Long have I railed against the way the phrase ‘sense of’ has crept, like ragweed, into our daily discourse at every level. But this, from Gail Collins in conversation with David Brooks, is particularly egregious and illustrative:
And I walked away from the whole drama with a sense that there is a limit to what courts are good at doing, and that the best judges have a sense of humility about that.
So Im hoping for a nominee who will have that empathy the president talked about, and the practicality to know when to use it.
I’ve stayed away from critiquing Obama’s ‘empathy’ line — because it’s become another instant blunt-instrument GOP talking point, but also because the less we can talk about empathy at this point, while still remaining humane human beings, the better. If I were in the business of adding to our crippling lingo, I’d go on about our unfortunate taste (Oprah, Tyra, etc.) for ‘empathy porn’ — the grotesque, commodified convergence point of Alasdair MacIntyre’s distaste for emotivism and his disdain of capitalism. But another reason I’ve tried to say little about empathy is that I can’t quite follow MacIntyre into the monastery on this one. I’d rather see if we can’t steer ourselves or one another toward marginally more noble dispositions and comportments within society.
That said, Collins’ discussion of the e-word is undermined by her surely unconscious reliance on the ‘sense of’ crutch. She wants to say that ‘practicality’ — i.e., leaving the onus of change on citizens and legislatures themselves, rather than “push[ing] us forward on great concepts” — derives in large part from a judge’s “sense that” they aren’t Nietzschean legislators of values, which in turn derives from a “sense of humility” about, I suspect, the non-negotiability of values. Here Brooksian ‘epistemological modesty’ about facts is given a Weberian symmetry — the soft relativism of modesty about one’s own values. This cuts in a nice way against the mimetic pattern established by the ‘urgency of now’ standard commonly associated with social-justice movements. But it also erodes our understanding of what the various limits courts should and do encounter are , and of what the humility proper to a person, citizen, and appointed judge is.

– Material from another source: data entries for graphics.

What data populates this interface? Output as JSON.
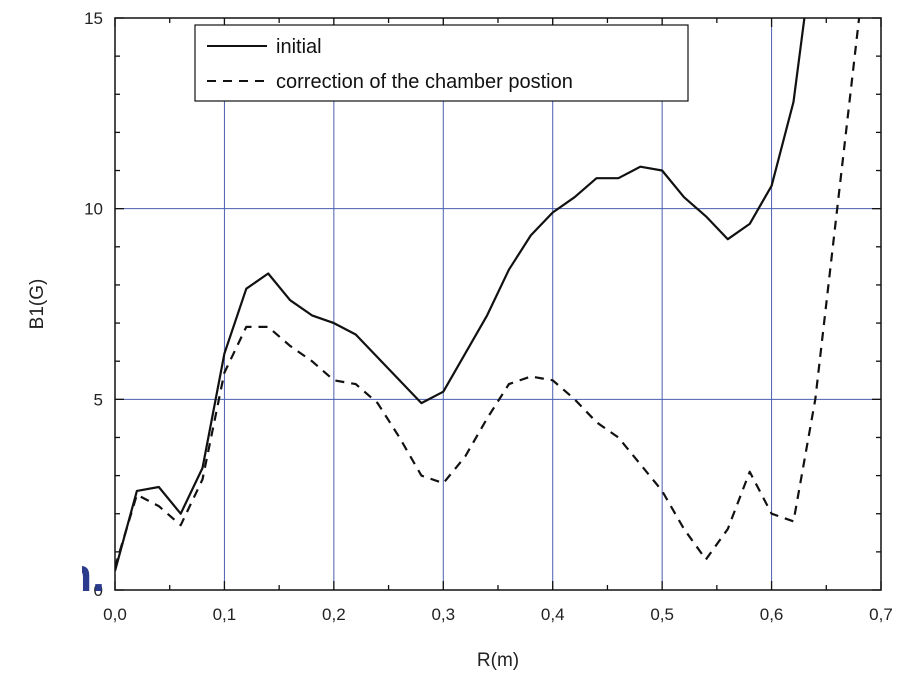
{
  "chart_data": {
    "type": "line",
    "xlabel": "R(m)",
    "ylabel": "B1(G)",
    "xlim": [
      0,
      0.7
    ],
    "ylim": [
      0,
      15
    ],
    "xticks": [
      0,
      0.1,
      0.2,
      0.3,
      0.4,
      0.5,
      0.6,
      0.7
    ],
    "xtick_labels": [
      "0,0",
      "0,1",
      "0,2",
      "0,3",
      "0,4",
      "0,5",
      "0,6",
      "0,7"
    ],
    "yticks": [
      0,
      5,
      10,
      15
    ],
    "ytick_labels": [
      "0",
      "5",
      "10",
      "15"
    ],
    "grid": true,
    "grid_color": "#4a5fb0",
    "legend_position": "top",
    "series": [
      {
        "name": "initial",
        "style": "solid",
        "color": "#111111",
        "x": [
          0,
          0.02,
          0.04,
          0.06,
          0.08,
          0.1,
          0.12,
          0.14,
          0.16,
          0.18,
          0.2,
          0.22,
          0.24,
          0.26,
          0.28,
          0.3,
          0.32,
          0.34,
          0.36,
          0.38,
          0.4,
          0.42,
          0.44,
          0.46,
          0.48,
          0.5,
          0.52,
          0.54,
          0.56,
          0.58,
          0.6,
          0.62,
          0.63
        ],
        "y": [
          0.5,
          2.6,
          2.7,
          2.0,
          3.2,
          6.2,
          7.9,
          8.3,
          7.6,
          7.2,
          7.0,
          6.7,
          6.1,
          5.5,
          4.9,
          5.2,
          6.2,
          7.2,
          8.4,
          9.3,
          9.9,
          10.3,
          10.8,
          10.8,
          11.1,
          11.0,
          10.3,
          9.8,
          9.2,
          9.6,
          10.6,
          12.8,
          15.0
        ]
      },
      {
        "name": "correction of the chamber postion",
        "style": "dashed",
        "color": "#111111",
        "x": [
          0,
          0.02,
          0.04,
          0.06,
          0.08,
          0.1,
          0.12,
          0.14,
          0.16,
          0.18,
          0.2,
          0.22,
          0.24,
          0.26,
          0.28,
          0.3,
          0.32,
          0.34,
          0.36,
          0.38,
          0.4,
          0.42,
          0.44,
          0.46,
          0.48,
          0.5,
          0.52,
          0.54,
          0.56,
          0.58,
          0.6,
          0.62,
          0.64,
          0.66,
          0.68
        ],
        "y": [
          0.6,
          2.5,
          2.2,
          1.7,
          2.9,
          5.7,
          6.9,
          6.9,
          6.4,
          6.0,
          5.5,
          5.4,
          4.9,
          4.0,
          3.0,
          2.8,
          3.5,
          4.5,
          5.4,
          5.6,
          5.5,
          5.0,
          4.4,
          4.0,
          3.3,
          2.6,
          1.6,
          0.8,
          1.6,
          3.1,
          2.0,
          1.8,
          5.0,
          10.0,
          15.0
        ]
      }
    ]
  },
  "artifact_text": "n."
}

Assuming you think such things can never be settled, except perhaps in stipulative legal fashion, let the point be that Collins’ ‘senses of’ close off our very ability to have an intelligible, precise, fruitful, and wise conversation about limits and humility. As it stands, she’s simply gesturing toward vague spirits, in as risibly thin yet domineering metaphysical fashion as any taboo appeal to God-given this or that. In juridical terms, ‘senses of limits’ and ‘senses of humility’ are our latest and greatest Brooding Omipresences . But, of course, they don’t brood; they emanate warm fuzzies. If we want any good idea of what limits and humility are — and how humility, in reference to a vertical of authority, might sit in quite a different conceptual category from humility in reference to horizontal boundaries — we have got to cut through the sugar-frosted cobwebs of our ‘senses of’ things and get down to the things themselves.